The managers or treasurers of the political parties do not have it easy. It could be investigated whether this function attracts corrupt individuals in advance, willing to do whatever it takes to fill the party's coffers at any price -without neglecting their own pockets, as politeness does not take away the courage-, or whether it is rather the function that ends up corrupting honest and well-intentioned people, who succumb to the pressures. The efforts made by their parties to save them, once their dealings have been discovered, are pitiful, as can be seen in the cases of Bárcenas and Cornide. By contrast, I am thinking of what happened to Christoph Böhr, President of the Christian Democratic Union (CDU) in the German Land of Rhineland-Palatinate. A few months ago, irregular payments amounting to 400,000 euros in connection with the 2006 election campaign came to light. Böhr had to resign immediately, and the CDU is cooperating with the public prosecutor's office in order to clarify the facts and establish responsibility. German law allows the President of the Bundestag to impose a fine of up to three times the amount defrauded, and the CDU has been quick to say that it will accept the punishment and will not appeal.

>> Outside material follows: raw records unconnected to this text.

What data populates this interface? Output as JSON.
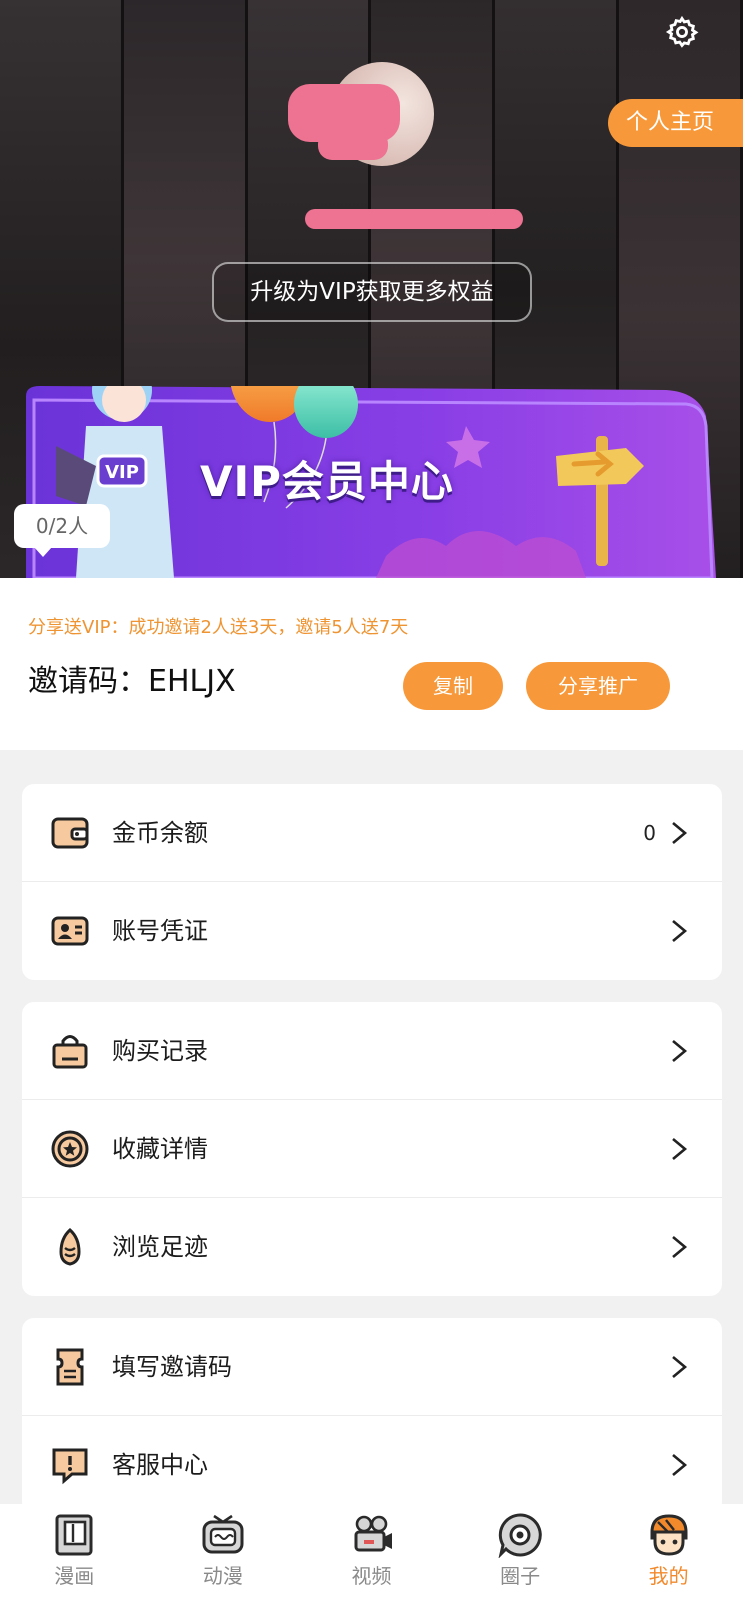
{
  "header": {
    "settings_icon": "gear-icon",
    "profile_button": "个人主页",
    "nickname": "",
    "upgrade_button": "升级为VIP获取更多权益"
  },
  "vip_banner": {
    "title": "VIP会员中心",
    "badge": "VIP",
    "invite_progress": "0/2人"
  },
  "invite": {
    "tip": "分享送VIP：成功邀请2人送3天，邀请5人送7天",
    "code_label": "邀请码：EHLJX",
    "copy_button": "复制",
    "share_button": "分享推广"
  },
  "menu": {
    "group1": [
      {
        "label": "金币余额",
        "value": "0",
        "icon": "wallet-icon"
      },
      {
        "label": "账号凭证",
        "value": "",
        "icon": "id-card-icon"
      }
    ],
    "group2": [
      {
        "label": "购买记录",
        "icon": "shopping-bag-icon"
      },
      {
        "label": "收藏详情",
        "icon": "star-badge-icon"
      },
      {
        "label": "浏览足迹",
        "icon": "footprint-icon"
      }
    ],
    "group3": [
      {
        "label": "填写邀请码",
        "icon": "ticket-icon"
      },
      {
        "label": "客服中心",
        "icon": "support-icon"
      }
    ]
  },
  "tabbar": [
    {
      "label": "漫画",
      "icon": "book-icon",
      "active": false
    },
    {
      "label": "动漫",
      "icon": "tv-icon",
      "active": false
    },
    {
      "label": "视频",
      "icon": "camera-icon",
      "active": false
    },
    {
      "label": "圈子",
      "icon": "chat-circle-icon",
      "active": false
    },
    {
      "label": "我的",
      "icon": "profile-face-icon",
      "active": true
    }
  ],
  "colors": {
    "accent": "#f7993a",
    "tip_text": "#ef9432",
    "active_tab": "#f28a2c",
    "redaction": "#ee7392",
    "vip_purple": "#7b3fe4"
  }
}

The human condition is the same everywhere, and politics has always attracted the unscrupulously ambitious. No system has yet been found for selecting candidates and letting in only the competent and honest. Plato, when in the maturity of his thought he wrote about politics, proposed that the wisest should govern, who, of course, would have to renounce their own family and patrimony. In his old age, chastened by experiences and failures, the Greek philosopher recognizes that only by chance do the most honest actually come to power.

We have not advanced much in this respect since Plato's time, and it will not be easy to change human nature. But we can influence the conditions of the game, the political culture, and make it more difficult for the corrupt and make them know what they are exposed to. The most established democracies in our European environment show us that this goal is feasible. They have scoundrels, as we do, but the system - the political class itself, the judiciary, the media, public opinion as a whole - expels them as soon as they are identified. A mature political culture is not established by decree: it is created on a daily basis, with the effort of everyone. Not much can be expected in this regard from the political parties themselves, which are judge and jury. It is the turn of civil society: the time has come to wake up and stand up.